Demand for both fixed and wireless lines may be flat in North America and Europe, but lines aren't everything

June 17, 2008

2 Min Read
US/EU: Fewer Lines, Ample Opportunity

In his column last week, my colleague Graham Finnie made some astute observations about the opportunities for equipment suppliers to telecom carriers. (See Does the US (or EU) Matter Anymore?) He noted that Huawei Technologies Co. Ltd. and other vendors like it pay less attention to North America and Europe than developing markets because, as International Telecommunication Union (ITU) data shows, demand there for both fixed lines and wireless connections is flat relative to markets in Asia, Africa, and other developing regions.

Graham's totally correct: The market for basic infrastructure gear has shifted away from North America and Europe and it won't shift back.

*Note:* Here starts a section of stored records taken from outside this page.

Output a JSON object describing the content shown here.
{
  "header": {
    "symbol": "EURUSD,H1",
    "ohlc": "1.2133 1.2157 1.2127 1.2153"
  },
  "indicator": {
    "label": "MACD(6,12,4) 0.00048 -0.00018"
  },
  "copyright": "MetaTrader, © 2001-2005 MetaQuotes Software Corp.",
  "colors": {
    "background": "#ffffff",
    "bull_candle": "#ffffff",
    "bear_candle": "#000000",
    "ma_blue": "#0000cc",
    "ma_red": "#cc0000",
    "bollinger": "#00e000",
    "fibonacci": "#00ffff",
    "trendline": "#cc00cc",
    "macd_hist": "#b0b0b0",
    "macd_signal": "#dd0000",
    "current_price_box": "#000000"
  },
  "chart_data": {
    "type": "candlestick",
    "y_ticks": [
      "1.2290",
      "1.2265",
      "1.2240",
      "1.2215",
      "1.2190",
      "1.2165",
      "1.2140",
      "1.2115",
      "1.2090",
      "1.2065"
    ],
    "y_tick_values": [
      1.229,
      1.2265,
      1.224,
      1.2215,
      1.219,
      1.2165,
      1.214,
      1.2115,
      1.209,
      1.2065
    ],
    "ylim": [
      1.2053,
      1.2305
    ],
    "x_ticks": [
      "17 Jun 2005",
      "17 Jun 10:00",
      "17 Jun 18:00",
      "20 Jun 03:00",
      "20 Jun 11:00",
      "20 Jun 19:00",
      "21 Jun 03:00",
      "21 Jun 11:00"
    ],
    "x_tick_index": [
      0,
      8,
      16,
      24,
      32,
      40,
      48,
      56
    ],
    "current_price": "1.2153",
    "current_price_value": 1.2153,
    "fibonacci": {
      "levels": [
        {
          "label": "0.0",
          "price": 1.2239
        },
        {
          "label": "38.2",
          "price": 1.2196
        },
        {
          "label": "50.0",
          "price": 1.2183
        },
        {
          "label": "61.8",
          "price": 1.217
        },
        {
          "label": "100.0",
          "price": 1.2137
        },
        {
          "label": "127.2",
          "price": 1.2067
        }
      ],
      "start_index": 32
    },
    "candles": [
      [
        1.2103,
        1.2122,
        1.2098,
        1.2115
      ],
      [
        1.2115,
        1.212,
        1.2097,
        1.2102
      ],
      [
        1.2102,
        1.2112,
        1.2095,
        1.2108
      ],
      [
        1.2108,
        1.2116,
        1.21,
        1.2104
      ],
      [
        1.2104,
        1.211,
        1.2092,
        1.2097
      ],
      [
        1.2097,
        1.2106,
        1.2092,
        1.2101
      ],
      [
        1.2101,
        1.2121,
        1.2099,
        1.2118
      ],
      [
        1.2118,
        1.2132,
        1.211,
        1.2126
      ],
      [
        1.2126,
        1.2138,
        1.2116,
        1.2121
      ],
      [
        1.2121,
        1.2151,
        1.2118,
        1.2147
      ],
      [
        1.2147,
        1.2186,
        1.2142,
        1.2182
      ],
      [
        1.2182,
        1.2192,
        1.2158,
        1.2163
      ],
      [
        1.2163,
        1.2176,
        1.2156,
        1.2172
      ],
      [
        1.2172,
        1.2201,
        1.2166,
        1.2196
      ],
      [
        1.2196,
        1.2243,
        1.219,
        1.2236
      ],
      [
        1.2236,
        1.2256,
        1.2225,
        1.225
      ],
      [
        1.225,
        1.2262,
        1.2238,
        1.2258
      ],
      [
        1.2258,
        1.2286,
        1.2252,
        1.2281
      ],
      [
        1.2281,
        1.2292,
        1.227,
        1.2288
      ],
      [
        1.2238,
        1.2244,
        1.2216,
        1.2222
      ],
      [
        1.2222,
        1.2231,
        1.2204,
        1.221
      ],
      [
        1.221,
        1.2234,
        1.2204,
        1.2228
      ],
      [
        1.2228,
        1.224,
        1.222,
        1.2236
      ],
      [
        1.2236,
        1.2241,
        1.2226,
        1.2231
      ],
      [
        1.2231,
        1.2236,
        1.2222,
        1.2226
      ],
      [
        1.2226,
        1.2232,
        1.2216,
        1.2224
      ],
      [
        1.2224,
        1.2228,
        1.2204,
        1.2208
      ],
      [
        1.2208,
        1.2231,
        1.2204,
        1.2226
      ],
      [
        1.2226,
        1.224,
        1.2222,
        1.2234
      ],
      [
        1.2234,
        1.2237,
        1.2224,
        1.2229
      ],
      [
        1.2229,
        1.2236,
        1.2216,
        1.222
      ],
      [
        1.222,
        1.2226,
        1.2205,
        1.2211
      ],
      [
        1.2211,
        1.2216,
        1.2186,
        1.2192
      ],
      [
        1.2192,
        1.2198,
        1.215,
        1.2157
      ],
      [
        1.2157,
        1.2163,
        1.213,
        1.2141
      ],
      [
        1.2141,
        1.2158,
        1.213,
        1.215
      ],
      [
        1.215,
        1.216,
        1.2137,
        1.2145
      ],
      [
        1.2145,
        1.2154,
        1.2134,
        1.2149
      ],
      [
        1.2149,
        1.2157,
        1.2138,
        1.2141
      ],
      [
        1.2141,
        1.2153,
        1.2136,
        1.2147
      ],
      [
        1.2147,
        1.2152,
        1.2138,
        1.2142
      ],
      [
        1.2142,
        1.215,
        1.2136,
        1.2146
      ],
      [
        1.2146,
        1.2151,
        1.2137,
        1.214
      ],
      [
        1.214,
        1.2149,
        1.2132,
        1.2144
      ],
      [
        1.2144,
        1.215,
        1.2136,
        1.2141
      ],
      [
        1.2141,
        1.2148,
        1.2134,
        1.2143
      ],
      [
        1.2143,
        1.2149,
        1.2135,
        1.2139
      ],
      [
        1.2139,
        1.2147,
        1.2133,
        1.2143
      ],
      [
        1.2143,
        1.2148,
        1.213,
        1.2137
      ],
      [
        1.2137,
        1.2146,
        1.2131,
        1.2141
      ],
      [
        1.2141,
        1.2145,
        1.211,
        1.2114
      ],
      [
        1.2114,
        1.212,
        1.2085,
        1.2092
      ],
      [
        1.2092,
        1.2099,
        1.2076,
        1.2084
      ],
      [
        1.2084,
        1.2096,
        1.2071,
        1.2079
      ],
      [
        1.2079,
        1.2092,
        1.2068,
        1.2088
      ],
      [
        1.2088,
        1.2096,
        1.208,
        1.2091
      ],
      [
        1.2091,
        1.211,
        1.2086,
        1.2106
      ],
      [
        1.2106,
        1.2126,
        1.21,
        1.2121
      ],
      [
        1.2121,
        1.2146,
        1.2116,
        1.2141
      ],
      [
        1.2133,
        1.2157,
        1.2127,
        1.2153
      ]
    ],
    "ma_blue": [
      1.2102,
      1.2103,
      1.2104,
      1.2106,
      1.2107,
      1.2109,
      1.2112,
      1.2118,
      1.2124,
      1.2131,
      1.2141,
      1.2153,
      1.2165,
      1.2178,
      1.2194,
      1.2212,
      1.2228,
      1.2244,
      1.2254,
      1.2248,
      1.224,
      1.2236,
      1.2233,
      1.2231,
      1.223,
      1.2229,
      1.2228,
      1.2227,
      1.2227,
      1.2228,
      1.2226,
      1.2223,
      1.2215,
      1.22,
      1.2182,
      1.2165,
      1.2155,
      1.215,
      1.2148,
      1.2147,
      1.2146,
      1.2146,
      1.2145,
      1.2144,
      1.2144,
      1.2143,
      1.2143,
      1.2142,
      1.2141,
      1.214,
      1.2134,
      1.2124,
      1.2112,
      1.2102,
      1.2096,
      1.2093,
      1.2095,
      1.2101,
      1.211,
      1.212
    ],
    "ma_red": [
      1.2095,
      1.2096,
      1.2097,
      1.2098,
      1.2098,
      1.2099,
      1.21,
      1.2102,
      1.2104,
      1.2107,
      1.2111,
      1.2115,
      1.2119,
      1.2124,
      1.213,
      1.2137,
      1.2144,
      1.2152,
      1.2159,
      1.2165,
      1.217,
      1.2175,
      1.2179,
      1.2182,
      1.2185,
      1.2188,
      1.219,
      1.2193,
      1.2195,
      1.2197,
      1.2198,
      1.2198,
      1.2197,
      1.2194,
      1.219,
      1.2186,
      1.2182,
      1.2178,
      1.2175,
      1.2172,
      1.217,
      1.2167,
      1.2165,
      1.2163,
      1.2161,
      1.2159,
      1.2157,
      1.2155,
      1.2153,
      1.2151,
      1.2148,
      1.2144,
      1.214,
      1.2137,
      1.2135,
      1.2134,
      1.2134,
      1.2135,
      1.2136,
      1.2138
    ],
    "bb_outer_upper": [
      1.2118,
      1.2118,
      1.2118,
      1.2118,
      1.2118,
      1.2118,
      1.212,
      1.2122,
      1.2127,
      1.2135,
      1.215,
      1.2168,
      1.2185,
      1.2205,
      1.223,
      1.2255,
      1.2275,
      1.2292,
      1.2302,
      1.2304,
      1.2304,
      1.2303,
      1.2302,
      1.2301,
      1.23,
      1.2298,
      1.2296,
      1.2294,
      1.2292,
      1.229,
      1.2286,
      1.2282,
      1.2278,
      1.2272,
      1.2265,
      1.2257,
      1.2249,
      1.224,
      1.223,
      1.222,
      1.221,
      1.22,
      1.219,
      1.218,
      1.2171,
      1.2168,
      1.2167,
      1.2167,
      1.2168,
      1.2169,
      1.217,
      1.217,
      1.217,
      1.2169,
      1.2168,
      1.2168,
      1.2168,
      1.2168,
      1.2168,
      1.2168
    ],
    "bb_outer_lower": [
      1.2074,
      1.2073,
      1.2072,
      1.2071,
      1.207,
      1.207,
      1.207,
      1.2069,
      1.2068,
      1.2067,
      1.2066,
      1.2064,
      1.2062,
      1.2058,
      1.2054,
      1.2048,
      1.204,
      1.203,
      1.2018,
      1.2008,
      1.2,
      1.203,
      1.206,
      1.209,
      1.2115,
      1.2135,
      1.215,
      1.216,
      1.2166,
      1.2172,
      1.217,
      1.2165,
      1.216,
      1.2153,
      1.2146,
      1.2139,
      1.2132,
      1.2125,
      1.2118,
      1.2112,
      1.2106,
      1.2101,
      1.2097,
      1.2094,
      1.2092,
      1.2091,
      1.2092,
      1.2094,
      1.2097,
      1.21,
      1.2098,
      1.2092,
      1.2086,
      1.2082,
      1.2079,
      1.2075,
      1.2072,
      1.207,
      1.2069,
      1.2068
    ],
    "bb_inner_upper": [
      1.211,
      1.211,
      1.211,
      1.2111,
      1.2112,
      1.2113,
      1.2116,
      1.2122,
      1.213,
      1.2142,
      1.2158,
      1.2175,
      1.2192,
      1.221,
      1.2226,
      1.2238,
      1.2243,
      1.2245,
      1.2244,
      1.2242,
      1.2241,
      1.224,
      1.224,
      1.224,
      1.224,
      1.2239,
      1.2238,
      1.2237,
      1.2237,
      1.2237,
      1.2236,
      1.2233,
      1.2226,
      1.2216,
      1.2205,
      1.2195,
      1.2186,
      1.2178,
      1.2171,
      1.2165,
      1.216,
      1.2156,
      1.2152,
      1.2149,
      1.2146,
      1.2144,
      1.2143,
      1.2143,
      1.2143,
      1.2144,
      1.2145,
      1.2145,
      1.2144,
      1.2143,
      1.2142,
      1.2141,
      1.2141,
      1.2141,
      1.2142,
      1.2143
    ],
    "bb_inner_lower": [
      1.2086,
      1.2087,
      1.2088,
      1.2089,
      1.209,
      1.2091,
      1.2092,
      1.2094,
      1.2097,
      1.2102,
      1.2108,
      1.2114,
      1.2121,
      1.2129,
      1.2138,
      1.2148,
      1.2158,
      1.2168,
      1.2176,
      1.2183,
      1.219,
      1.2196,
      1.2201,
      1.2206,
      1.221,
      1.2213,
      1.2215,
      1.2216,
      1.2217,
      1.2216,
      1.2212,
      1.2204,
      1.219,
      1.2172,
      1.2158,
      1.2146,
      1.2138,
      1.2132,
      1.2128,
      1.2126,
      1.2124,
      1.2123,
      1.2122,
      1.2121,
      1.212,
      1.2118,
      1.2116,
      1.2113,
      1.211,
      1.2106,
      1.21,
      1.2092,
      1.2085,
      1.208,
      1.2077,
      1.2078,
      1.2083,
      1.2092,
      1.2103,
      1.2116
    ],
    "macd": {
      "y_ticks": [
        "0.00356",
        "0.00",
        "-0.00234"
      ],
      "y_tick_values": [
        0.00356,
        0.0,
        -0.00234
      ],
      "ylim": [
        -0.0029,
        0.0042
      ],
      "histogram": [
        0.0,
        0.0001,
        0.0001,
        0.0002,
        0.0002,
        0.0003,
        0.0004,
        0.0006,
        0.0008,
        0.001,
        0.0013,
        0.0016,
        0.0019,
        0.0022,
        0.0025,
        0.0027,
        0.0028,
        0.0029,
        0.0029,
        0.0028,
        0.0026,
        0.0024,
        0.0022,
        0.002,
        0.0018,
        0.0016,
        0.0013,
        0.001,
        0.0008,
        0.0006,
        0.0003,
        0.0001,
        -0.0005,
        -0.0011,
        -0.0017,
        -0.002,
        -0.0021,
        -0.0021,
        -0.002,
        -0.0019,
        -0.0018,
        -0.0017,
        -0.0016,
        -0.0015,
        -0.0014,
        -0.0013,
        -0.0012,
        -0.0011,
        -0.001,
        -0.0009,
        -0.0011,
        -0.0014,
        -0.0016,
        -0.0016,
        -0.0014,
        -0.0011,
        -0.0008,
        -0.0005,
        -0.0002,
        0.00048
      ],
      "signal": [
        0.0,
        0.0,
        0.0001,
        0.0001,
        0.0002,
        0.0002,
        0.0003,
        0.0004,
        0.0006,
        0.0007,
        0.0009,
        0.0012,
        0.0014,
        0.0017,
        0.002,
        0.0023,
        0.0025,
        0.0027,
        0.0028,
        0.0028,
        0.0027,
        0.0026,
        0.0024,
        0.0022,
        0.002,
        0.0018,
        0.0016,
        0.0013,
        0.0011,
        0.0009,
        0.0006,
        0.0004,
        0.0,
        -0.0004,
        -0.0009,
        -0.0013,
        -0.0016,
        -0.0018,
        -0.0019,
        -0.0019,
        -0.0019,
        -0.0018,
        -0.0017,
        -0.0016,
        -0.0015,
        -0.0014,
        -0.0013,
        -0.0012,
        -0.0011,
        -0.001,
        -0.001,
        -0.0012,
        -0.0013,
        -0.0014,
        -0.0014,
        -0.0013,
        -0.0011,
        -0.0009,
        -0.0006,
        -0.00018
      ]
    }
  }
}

But the connection-oriented ITU data doesn't take into account two dynamics linked to emerging next-generation telco services.

First, much of the growth in Asia and other regions relies on investments from some of the European and North American carriers whose growth, as Graham said, comes from developing economies. And that growth requires capital investments. Telia Company is building capacity outside the Nordic/Baltic regions in Russia, Turkey, and Eurasia (e.g., Azerbaijan, Moldova, and Uzbekistan). Salt SA has stretched into Jordan, Bahrain, and parts of Africa. Singapore Telecommunications Ltd. (SingTel) (OTC: SGTJY) is spreading into diverse areas of Southeast Asia. And AT&T Inc. (NYSE: T), whose AT&T India subsidiary received India's first license allowing a foreign company to own the bulk of a local carrier, will spend more than a billion dollars this year making sure its network provides globally consistent services.

Current and future customers of those North American and European telcos expect access to identical capabilities no matter where they are or what device they use. Therefore, the equipment that telcos buy for their domestic and global networks must integrate seamlessly. Incumbent equipment manufacturers – such as Alcatel-Lucent (NYSE: ALU), Ciena Corp. (NYSE: CIEN), Cisco Systems Inc. (Nasdaq: CSCO), and Nortel Networks Ltd. – that enjoy longstanding relationships with these carriers may have a leg up over Huawei and its ilk, because they have the know-how to create seamless global networks.

Secondly, North American and European carriers that need converged and integrated infrastructure to support network-based applications and solutions will opens their wallets to non-traditional equipment and services suppliers. To deliver globally consistent services and applications, carriers need best-in-class service delivery platforms, next-generation OSSs and BSSs, as well as customer relationship management systems.

Just as basic infrastructure demand started in North America and Europe and then migrated to other regions, next-generation services will also start there and then expand globally. Transmission-focused opportunities will abound in China and other developing markets for years. But the global carriers will influence purchasing decisions wherever they have customers and financial interests. And they will buy a much wider range of gear than the ITU tracks.